After some hesitation--piously:

"Yes, he very good. Christian god very good, Hindoo god very good, too. Two million Hindoo god, one Christian god--make two million and one. All mine; two million and one god. I got a plenty. Sometime I pray all time at those, keep it up, go all time every day; give something at shrine, all good for me, make me better man; good for me, good for my family, dam good."

Then he had another inspiration, and went rambling off into fervent confusions and incoherencies, and I had to stop him again. I thought we had talked enough, so I told him to go to the bathroom and clean it up and remove the slops--this to get rid of him. He went away, seeming to understand, and got out some of my clothes and began to brush them. I repeated my desire several times, simplifying and re-simplifying it, and at last he got the idea.
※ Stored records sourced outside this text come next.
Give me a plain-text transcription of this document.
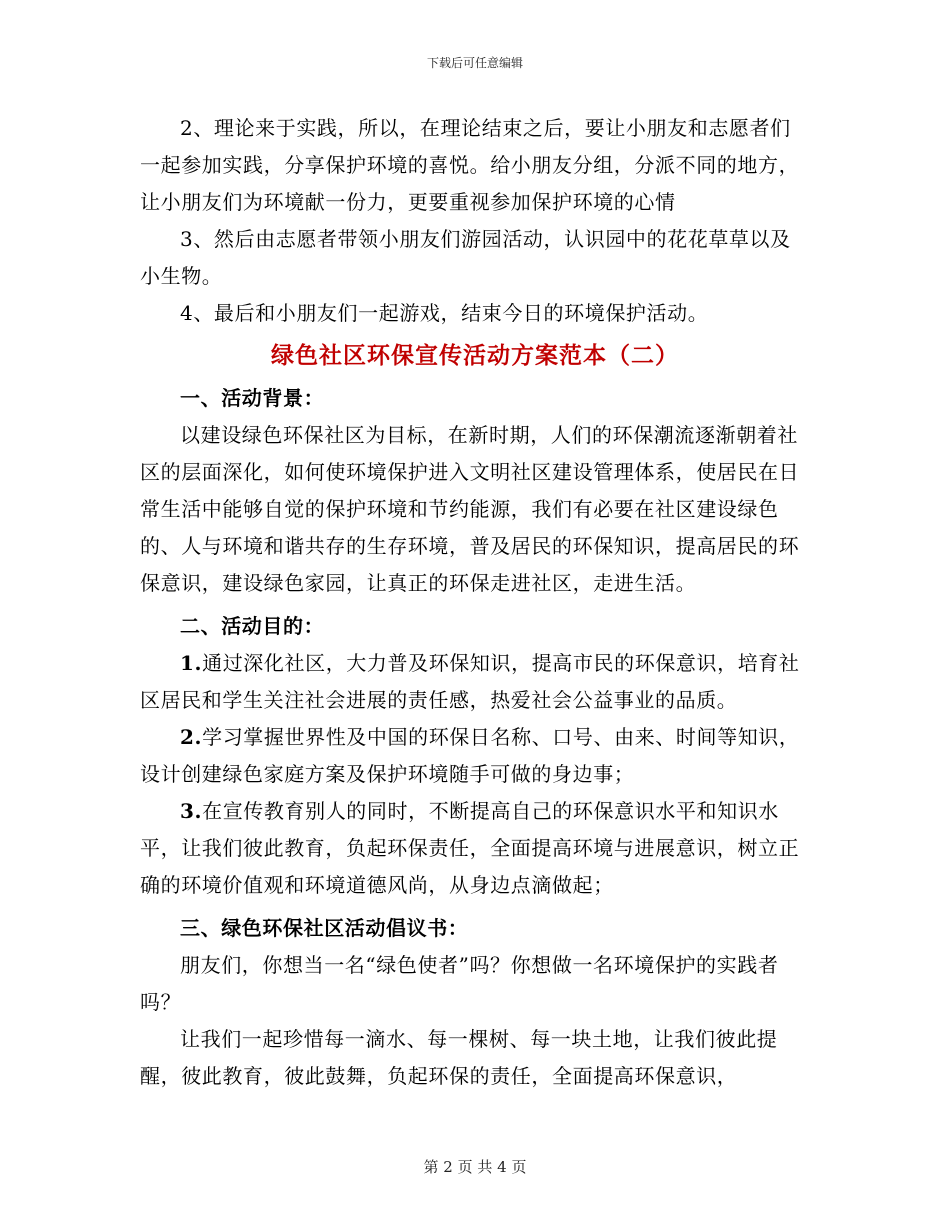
下载后可任意编辑

2、理论来于实践，所以，在理论结束之后，要让小朋友和志愿者们一起参加实践，分享保护环境的喜悦。给小朋友分组，分派不同的地方，让小朋友们为环境献一份力，更要重视参加保护环境的心情

3、然后由志愿者带领小朋友们游园活动，认识园中的花花草草以及小生物。

4、最后和小朋友们一起游戏，结束今日的环境保护活动。

绿色社区环保宣传活动方案范本（二）

一、活动背景：

以建设绿色环保社区为目标，在新时期，人们的环保潮流逐渐朝着社区的层面深化，如何使环境保护进入文明社区建设管理体系，使居民在日常生活中能够自觉的保护环境和节约能源，我们有必要在社区建设绿色的、人与环境和谐共存的生存环境，普及居民的环保知识，提高居民的环保意识，建设绿色家园，让真正的环保走进社区，走进生活。

二、活动目的：

1.通过深化社区，大力普及环保知识，提高市民的环保意识，培育社区居民和学生关注社会进展的责任感，热爱社会公益事业的品质。

2.学习掌握世界性及中国的环保日名称、口号、由来、时间等知识，设计创建绿色家庭方案及保护环境随手可做的身边事；

3.在宣传教育别人的同时，不断提高自己的环保意识水平和知识水平，让我们彼此教育，负起环保责任，全面提高环境与进展意识，树立正确的环境价值观和环境道德风尚，从身边点滴做起；

三、绿色环保社区活动倡议书：

朋友们，你想当一名“绿色使者”吗？你想做一名环境保护的实践者吗？

让我们一起珍惜每一滴水、每一棵树、每一块土地，让我们彼此提醒，彼此教育，彼此鼓舞，负起环保的责任，全面提高环保意识，

第 2 页 共 4 页
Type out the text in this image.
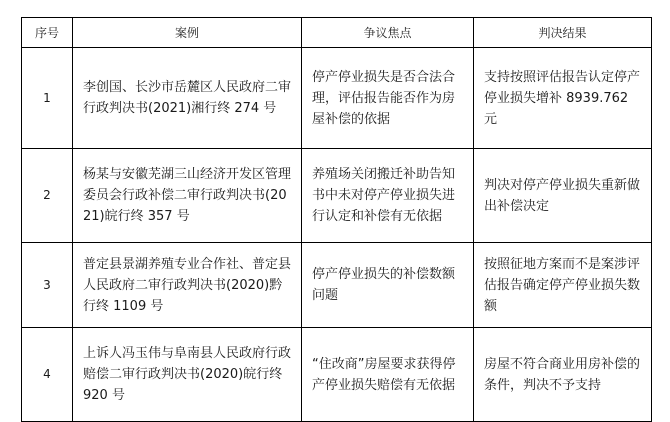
序号	案例	争议焦点	判决结果
1	李创国、长沙市岳麓区人民政府二审行政判决书(2021)湘行终 274 号	停产停业损失是否合法合理，评估报告能否作为房屋补偿的依据	支持按照评估报告认定停产停业损失增补 8939.762 元
2	杨某与安徽芜湖三山经济开发区管理委员会行政补偿二审行政判决书(2021)皖行终 357 号	养殖场关闭搬迁补助告知书中未对停产停业损失进行认定和补偿有无依据	判决对停产停业损失重新做出补偿决定
3	普定县景湖养殖专业合作社、普定县人民政府二审行政判决书(2020)黔行终 1109 号	停产停业损失的补偿数额问题	按照征地方案而不是案涉评估报告确定停产停业损失数额
4	上诉人冯玉伟与阜南县人民政府行政赔偿二审行政判决书(2020)皖行终 920 号	“住改商”房屋要求获得停产停业损失赔偿有无依据	房屋不符合商业用房补偿的条件，判决不予支持
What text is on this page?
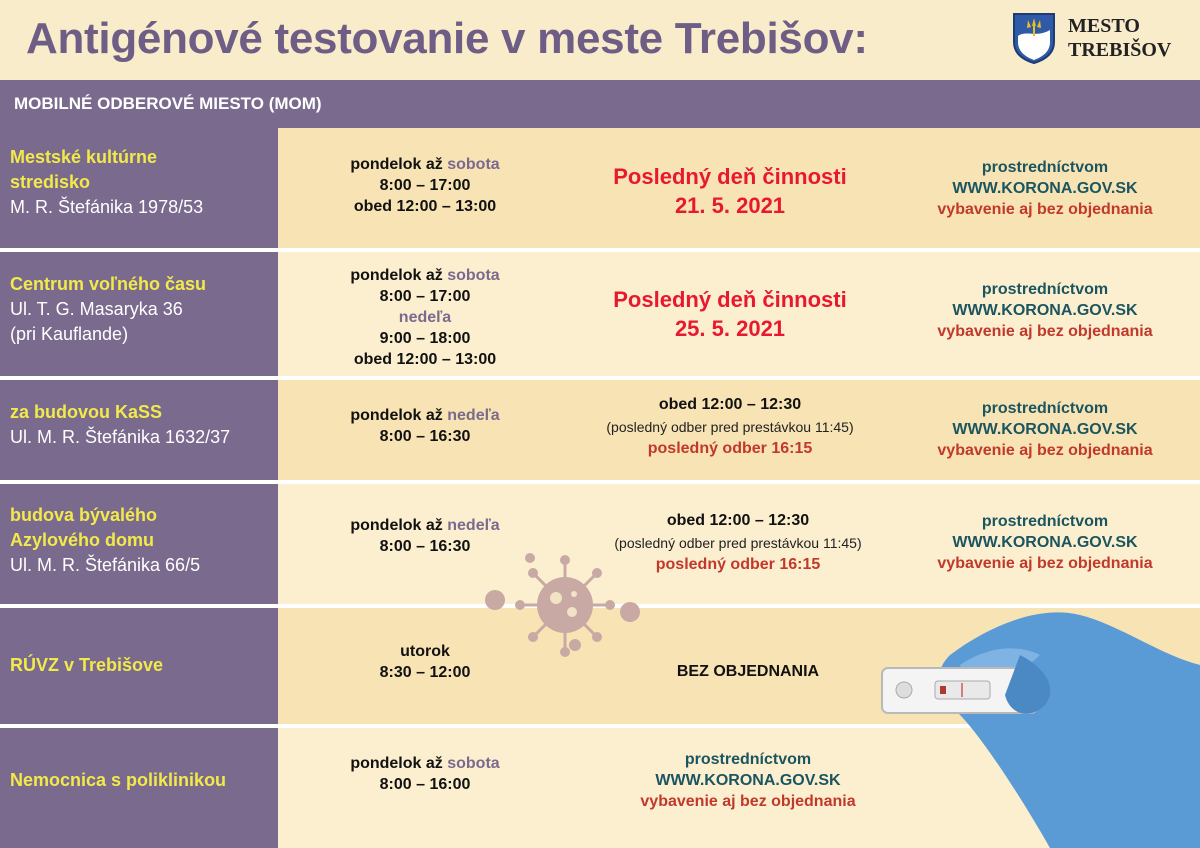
Antigénové testovanie v meste Trebišov:	MESTO
TREBIŠOV
MOBILNÉ ODBEROVÉ MIESTO (MOM)
Mestské kultúrne stredisko
M. R. Štefánika 1978/53
pondelok až sobota
8:00 – 17:00
obed 12:00 – 13:00
Posledný deň činnosti
21. 5. 2021
prostredníctvom
WWW.KORONA.GOV.SK
vybavenie aj bez objednania
Centrum voľného času
Ul. T. G. Masaryka 36
(pri Kauflande)
pondelok až sobota
8:00 – 17:00
nedeľa
9:00 – 18:00
obed 12:00 – 13:00
Posledný deň činnosti
25. 5. 2021
prostredníctvom
WWW.KORONA.GOV.SK
vybavenie aj bez objednania
za budovou KaSS
Ul. M. R. Štefánika 1632/37
pondelok až nedeľa
8:00 – 16:30
obed 12:00 – 12:30
(posledný odber pred prestávkou 11:45)
posledný odber 16:15
prostredníctvom
WWW.KORONA.GOV.SK
vybavenie aj bez objednania
budova bývalého Azylového domu
Ul. M. R. Štefánika 66/5
pondelok až nedeľa
8:00 – 16:30
obed 12:00 – 12:30
(posledný odber pred prestávkou 11:45)
posledný odber 16:15
prostredníctvom
WWW.KORONA.GOV.SK
vybavenie aj bez objednania
RÚVZ v Trebišove
utorok
8:30 – 12:00	BEZ OBJEDNANIA
Nemocnica s poliklinikou
pondelok až sobota
8:00 – 16:00
prostredníctvom
WWW.KORONA.GOV.SK
vybavenie aj bez objednania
Then he went away and put a coolie at the work, and explained that he would lose caste if he did it himself; it would be pollution, by the law of his caste, and it would cost him a deal of fuss and trouble to purify himself and accomplish his rehabilitation. He said that that kind of work was strictly forbidden to persons of caste, and as strictly restricted to the very bottom layer of Hindoo society--the despised 'Sudra' (the toiler, the laborer). He was right; and apparently the poor Sudra has been content with his strange lot, his insulting distinction, for ages and ages--clear back to the beginning of things, so to speak. Buckle says that his name--laborer--is a term of contempt; that it is ordained by the Institutes of Menu (900 B.C.) that if a Sudra sit on a level with his superior he shall be exiled or branded--[Without going into particulars I will remark that as a rule they wear no clothing that would conceal the brand.--M. T.]. . . ; if he speak contemptuously of his superior or insult him he shall suffer death; if he listen to the reading of the sacred books he shall have burning oil poured in his ears; if he memorize passages from them he shall be killed; if he marry his daughter to a Brahmin the husband shall go to hell for defiling himself by contact with a woman so infinitely his inferior; and that it is forbidden to a Sudra to acquire wealth. "The bulk of the population of India," says Bucklet--[Population to-day, 300,000,000.]-- "is the Sudras--the workers, the farmers, the creators of wealth."

Manuel was a failure, poor old fellow. His age was against him. He was desperately slow and phenomenally forgetful. When he went three blocks on an errand he would be gone two hours, and then forget what it was he went for.